Jadi, bukan “Tuhan mengambil kesaksian” (sebagaimana terjemahan Kemenag di atas), tapi mengambil keturunan mereka. Artinya, ayat ini menunjukkan sebuah proses; bagaimana cara Tuhan menciptakan keturunan Bani Adam, yakni diambil dari tulang sulbinya. Setelah Tuhan mengambil “sesuatu” dari tulang sulbi Adam, lalu Tuhan mempersaksikan “Kedudukan-Nya”. Lagi-lagi, di sini Tuhan menjadikan sebuah proses persaksian itu dengan cara memberikan hidup kepada “sesuatu” tadi sehingga ia memiliki kesadaran bahwa Tuhan berada pada dan meliputi segala sesuatu.

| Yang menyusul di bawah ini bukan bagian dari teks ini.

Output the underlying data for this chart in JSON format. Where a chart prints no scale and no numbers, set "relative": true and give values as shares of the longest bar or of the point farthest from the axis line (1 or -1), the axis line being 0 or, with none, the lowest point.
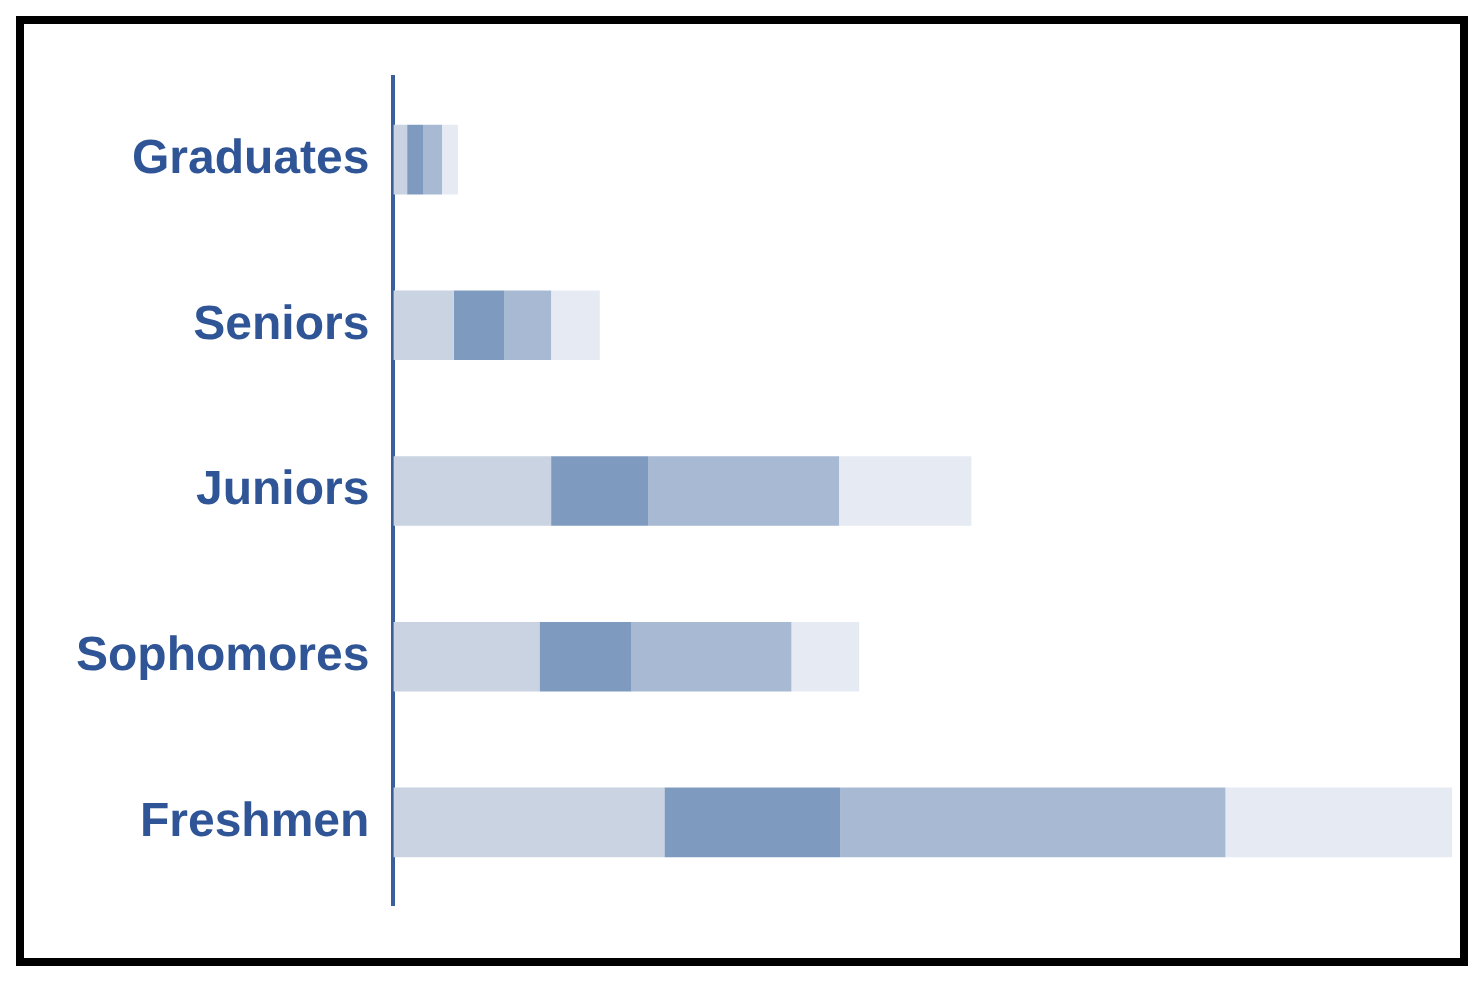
{
  "chart_data": {
    "type": "bar",
    "orientation": "horizontal",
    "stacked": true,
    "relative": true,
    "legend": false,
    "categories": [
      "Graduates",
      "Seniors",
      "Juniors",
      "Sophomores",
      "Freshmen"
    ],
    "series": [
      {
        "color": "#c9d3e2",
        "values": [
          0.013,
          0.057,
          0.149,
          0.138,
          0.256
        ]
      },
      {
        "color": "#7e9bbf",
        "values": [
          0.015,
          0.048,
          0.092,
          0.087,
          0.166
        ]
      },
      {
        "color": "#a7b9d3",
        "values": [
          0.018,
          0.044,
          0.18,
          0.151,
          0.364
        ]
      },
      {
        "color": "#e6ebf3",
        "values": [
          0.015,
          0.046,
          0.125,
          0.064,
          0.214
        ]
      }
    ]
  }
}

“Sesuatu” yang menjadi cikal bakal manusia, yang diambil dari tulang sulbi, yang kemudian diberi keberdayaan Tuhan sehingga mampu menyaksikan Tuhan, lalu diberilah ia nama sebagai “insan”, pada hakikatnya adalah “Tajalli Tuhan” dalam segala sesuatu.

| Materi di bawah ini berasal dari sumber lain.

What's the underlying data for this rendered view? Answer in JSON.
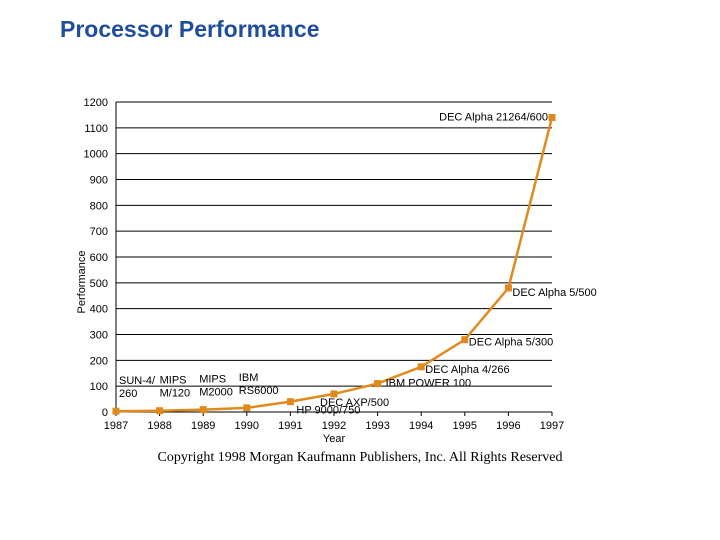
{
  "title": "Processor Performance",
  "copyright": "Copyright 1998 Morgan Kaufmann Publishers, Inc. All Rights Reserved",
  "colors": {
    "title": "#1f4e9c",
    "series": "#e08a1e"
  },
  "chart_data": {
    "type": "line",
    "title": "",
    "xlabel": "Year",
    "ylabel": "Performance",
    "ylim": [
      0,
      1200
    ],
    "xlim": [
      1987,
      1997
    ],
    "grid": "horizontal",
    "yticks": [
      0,
      100,
      200,
      300,
      400,
      500,
      600,
      700,
      800,
      900,
      1000,
      1100,
      1200
    ],
    "xticks": [
      "1987",
      "1988",
      "1989",
      "1990",
      "1991",
      "1992",
      "1993",
      "1994",
      "1995",
      "1996",
      "1997"
    ],
    "series": [
      {
        "values": [
          {
            "x": 1987,
            "y": 3
          },
          {
            "x": 1988,
            "y": 5
          },
          {
            "x": 1989,
            "y": 9
          },
          {
            "x": 1990,
            "y": 16
          },
          {
            "x": 1991,
            "y": 40
          },
          {
            "x": 1992,
            "y": 70
          },
          {
            "x": 1993,
            "y": 110
          },
          {
            "x": 1994,
            "y": 175
          },
          {
            "x": 1995,
            "y": 280
          },
          {
            "x": 1996,
            "y": 480
          },
          {
            "x": 1997,
            "y": 1140
          }
        ]
      }
    ],
    "annotations": [
      {
        "lines": [
          "SUN-4/",
          "260"
        ],
        "x": 1987,
        "y": 3
      },
      {
        "lines": [
          "MIPS",
          "M/120"
        ],
        "x": 1988,
        "y": 5
      },
      {
        "lines": [
          "MIPS",
          "M2000"
        ],
        "x": 1989,
        "y": 9
      },
      {
        "lines": [
          "IBM",
          "RS6000"
        ],
        "x": 1990,
        "y": 16
      },
      {
        "lines": [
          "HP 9000/750"
        ],
        "x": 1991,
        "y": 40
      },
      {
        "lines": [
          "DEC AXP/500"
        ],
        "x": 1992,
        "y": 70
      },
      {
        "lines": [
          "IBM POWER 100"
        ],
        "x": 1993,
        "y": 110
      },
      {
        "lines": [
          "DEC Alpha 4/266"
        ],
        "x": 1994,
        "y": 175
      },
      {
        "lines": [
          "DEC Alpha 5/300"
        ],
        "x": 1995,
        "y": 280
      },
      {
        "lines": [
          "DEC Alpha 5/500"
        ],
        "x": 1996,
        "y": 480
      },
      {
        "lines": [
          "DEC Alpha 21264/600"
        ],
        "x": 1997,
        "y": 1140
      }
    ]
  }
}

Tajalli Tuhan dalam segala sesuatu dan meliputi sesuatu, telah diperlihatkan kepada sesuatu yang disebut insan, yang insan itu sendiri adalah juga sebuah Tajalli Tuhan yang unik dan berbeda dari segala sesuatu yang lain dimana Tuhan juga bertajalli. Artinya, kemampuan insan menyaksikan Tuhan di dalam segala sesuatu adalah juga bentuk Tajalli Tuhan itu sendiri. Jadi, Dia menyaksikan Dia sendiri. Ahad.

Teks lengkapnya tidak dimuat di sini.